Ok. So maybe the UK is only half way there:
http://www.telegraph.co.uk/news/uknews/5888162/Worst-families-in-Britain-will-be-put-in-sin-bins.html
. . . imprisoned behind landmines and barbed wire, its citizens terrorised by secret police, intentionally ground down by the endless, intrusive demands of the one-party state.
Sounds like the United States in the not too distant future, especially after the Republicans come back into power and absorb the Democrats. The new single party will have a familiar sounding title like The Cold, Dead Hands Party or The God and Wealth Party or The Shut Your Mouth Or We'll Blow Your Brains Out Party. And they will be coming for your guns, no matter what your politics are.
P.S. I never before heard the term "salami tactics" but I'm sure we'll all be familiar with it soon.
prison planet people!the brits and yanks love their imperialism.
two peas in a pod. and after living in the us my entire
life i thought we had the monopoly on stupidity. it appears
the english have been adding a little something to the water
supply as well! just kidding! people will give away their
freedoms with no thought to the consequences in the future.

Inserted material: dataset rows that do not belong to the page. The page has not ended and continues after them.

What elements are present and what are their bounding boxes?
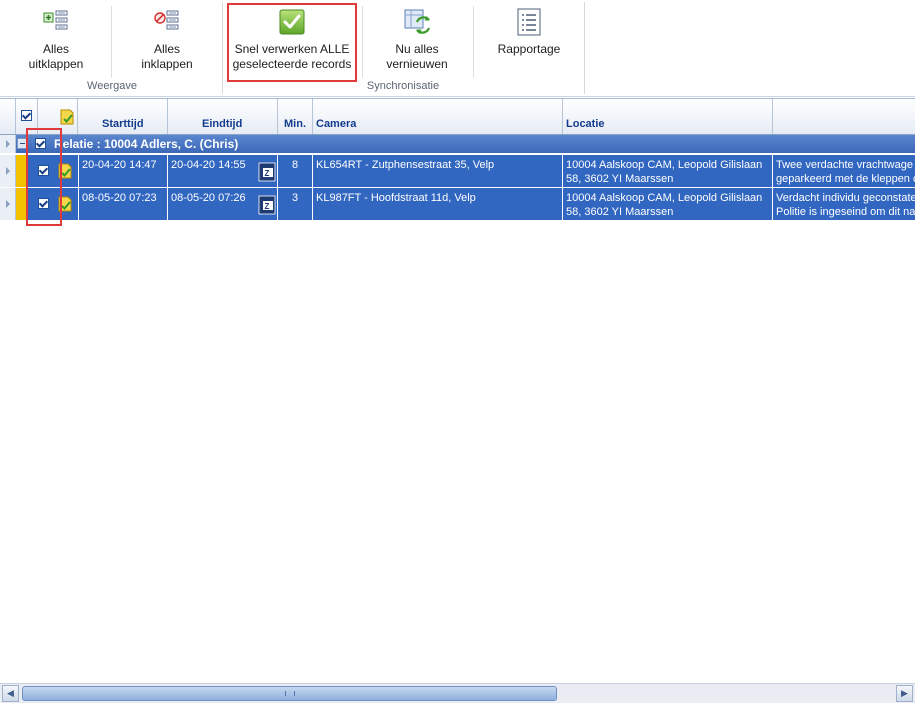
expand-all-label: Alles uitklappen <box>28 42 84 71</box>
svg-text:Z: Z <box>265 202 270 211</box>
cell-camera: KL987FT - Hoofdstraat 11d, Velp <box>313 188 563 220</box>
row-indicator <box>0 188 16 220</box>
ribbon-separator <box>111 6 112 78</box>
group-row[interactable]: Relatie : 10004 Adlers, C. (Chris) <box>0 135 915 153</box>
header-locatie[interactable]: Locatie <box>563 99 773 134</box>
group-separator <box>222 2 223 94</box>
header-camera[interactable]: Camera <box>313 99 563 134</box>
cell-min: 8 <box>278 155 313 187</box>
row-status-indicator <box>16 155 27 187</box>
cell-locatie-line2: 58, 3602 YI Maarssen <box>566 173 674 185</box>
refresh-all-button[interactable]: Nu alles vernieuwen <box>372 6 462 78</box>
cell-description-line2: geparkeerd met de kleppen o <box>776 173 915 185</box>
cell-description: Twee verdachte vrachtwage geparkeerd met… <box>773 155 915 187</box>
cell-camera: KL654RT - Zutphensestraat 35, Velp <box>313 155 563 187</box>
export-document-icon[interactable]: Z <box>258 195 276 215</box>
header-select-all[interactable] <box>16 99 38 134</box>
collapse-all-button[interactable]: Alles inklappen <box>124 6 210 78</box>
report-label: Rapportage <box>497 42 561 56</box>
header-min[interactable]: Min. <box>278 99 313 134</box>
header-camera-label: Camera <box>316 118 357 130</box>
report-button[interactable]: Rapportage <box>484 6 574 78</box>
refresh-icon <box>403 8 431 36</box>
process-all-selected-button[interactable]: Snel verwerken ALLE geselecteerde record… <box>230 6 354 78</box>
checkmark-icon <box>278 8 306 36</box>
cell-locatie-line2: 58, 3602 YI Maarssen <box>566 206 674 218</box>
svg-text:Z: Z <box>265 169 270 178</box>
cell-starttijd: 08-05-20 07:23 <box>78 188 168 220</box>
header-min-label: Min. <box>284 118 306 130</box>
group-label-sync: Synchronisatie <box>366 80 440 92</box>
table-row[interactable]: 08-05-20 07:23 08-05-20 07:26 Z 3 KL987F… <box>0 188 915 220</box>
header-starttijd-label: Starttijd <box>102 118 144 130</box>
cell-locatie-line1: 10004 Aalskoop CAM, Leopold Gilislaan <box>566 159 763 171</box>
expand-all-button[interactable]: Alles uitklappen <box>14 6 98 78</box>
header-row-indicator <box>0 99 16 134</box>
header-starttijd[interactable]: Starttijd <box>78 99 168 134</box>
header-description[interactable] <box>773 99 915 134</box>
cell-description-line1: Twee verdachte vrachtwage <box>776 159 913 171</box>
table-row[interactable]: 20-04-20 14:47 20-04-20 14:55 Z 8 KL654R… <box>0 155 915 187</box>
header-note-column[interactable] <box>38 99 78 134</box>
row-checkbox[interactable] <box>38 165 49 176</box>
cell-locatie: 10004 Aalskoop CAM, Leopold Gilislaan 58… <box>563 188 773 220</box>
row-indicator <box>0 155 16 187</box>
cell-min: 3 <box>278 188 313 220</box>
scroll-grip-icon <box>285 691 295 696</box>
row-status-indicator <box>16 188 27 220</box>
header-locatie-label: Locatie <box>566 118 605 130</box>
expand-all-icon <box>42 8 70 36</box>
note-check-icon <box>59 109 75 125</box>
export-document-icon[interactable]: Z <box>258 162 276 182</box>
ribbon-toolbar: Alles uitklappen Alles inklappen Weergav… <box>0 0 915 97</box>
ribbon-separator <box>473 6 474 78</box>
cell-locatie-line1: 10004 Aalskoop CAM, Leopold Gilislaan <box>566 192 763 204</box>
scroll-left-arrow-icon[interactable]: ◀ <box>2 685 19 702</box>
row-checkbox[interactable] <box>38 198 49 209</box>
scroll-right-arrow-icon[interactable]: ▶ <box>896 685 913 702</box>
report-icon <box>515 8 543 36</box>
ribbon-separator <box>362 6 363 78</box>
group-label-view: Weergave <box>87 80 137 92</box>
group-label: Relatie : 10004 Adlers, C. (Chris) <box>54 137 239 151</box>
horizontal-scrollbar[interactable]: ◀ ▶ <box>0 683 915 703</box>
row-indicator <box>0 135 16 153</box>
grid-header: Starttijd Eindtijd Min. Camera Locatie <box>0 99 915 135</box>
cell-description: Verdacht individu geconstate Politie is … <box>773 188 915 220</box>
process-all-selected-label: Snel verwerken ALLE geselecteerde record… <box>232 42 352 71</box>
header-eindtijd-label: Eindtijd <box>202 118 243 130</box>
note-check-icon[interactable] <box>57 163 73 179</box>
group-checkbox[interactable] <box>35 138 46 149</box>
collapse-group-toggle[interactable] <box>17 138 28 149</box>
cell-description-line1: Verdacht individu geconstate <box>776 192 915 204</box>
header-eindtijd[interactable]: Eindtijd <box>168 99 278 134</box>
refresh-all-label: Nu alles vernieuwen <box>386 42 448 71</box>
records-grid: Starttijd Eindtijd Min. Camera Locatie R… <box>0 98 915 684</box>
cell-eindtijd-value: 20-04-20 14:55 <box>171 159 246 171</box>
scroll-thumb[interactable] <box>22 686 557 701</box>
cell-eindtijd-value: 08-05-20 07:26 <box>171 192 246 204</box>
collapse-all-label: Alles inklappen <box>141 42 193 71</box>
group-separator <box>584 2 585 94</box>
cell-description-line2: Politie is ingeseind om dit nad <box>776 206 915 218</box>
cell-starttijd: 20-04-20 14:47 <box>78 155 168 187</box>
select-all-checkbox[interactable] <box>21 110 32 121</box>
collapse-all-icon <box>153 8 181 36</box>
cell-locatie: 10004 Aalskoop CAM, Leopold Gilislaan 58… <box>563 155 773 187</box>
note-check-icon[interactable] <box>57 196 73 212</box>
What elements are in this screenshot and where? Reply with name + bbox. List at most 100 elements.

phone bugged "i have nothing to hide" next week that
statement is illegal. and guess what there's no get out of
jail free card. they ran out last week! i live in ny and
in manhattan its becoming as bad as london in regards to
cameras everywhere. i saw mark goodman amy's brother speak
last year and he spoke about sharing a taxi ride with a
british defense contractor specializing in camera's. he said
that business was unbelievable and gullible govt. officials
would accept any data they presented to scare them into buying
their equipment. the stupidity isn't limited to just the
citizens.in closing mark said that the guy pulled a huge wad of bills out of his pocket and aware of marks books and
activism insisted on paying for the cab ride stating that
"don't ever forget that a defense contractor did something
for you". some reality huh? its no wonder that these two
countries are the two most hated countries on the planet!
gnken
I just got finished a 3 day paddle on New York's "Erie Canal". In one village I stopped to get some comfort food, so I tied up my Kayak and walked to McDonalds. I was wearing my neopreme "Hydroskin" shorts an top. I did stand out. While I was enjoying my 1/4 pounder/fries I saw a woman eating and eyes glued to a flatscreen, as well this was a newer Mcdonalds and they had 2 flat screens with CNN blaring and I did think to myself this is very "creepy" much like 1984 but only the real world not a fiction book or movie. Guess what everyone it's here except for the 2 way telescreen and Im sure that is a short time away. Technology is there to do it.
K Berg
"It’s a common sight to see far-right demonstrators in front of the Hungarian parliament, hurling abuse and calling for the resignation of the Government. The police watch, nobody is arrested..."
Yes, that's fine. but what do the police do when the left-wing demonstrates at the Hungarian parliament???
Orwell's 1984 was not the model, Hitler's Germany was. For evidence, read the interview with the languages professor in _They Thought They Were Free_. "It all happened so slowly, so insidiously" (paraphrase).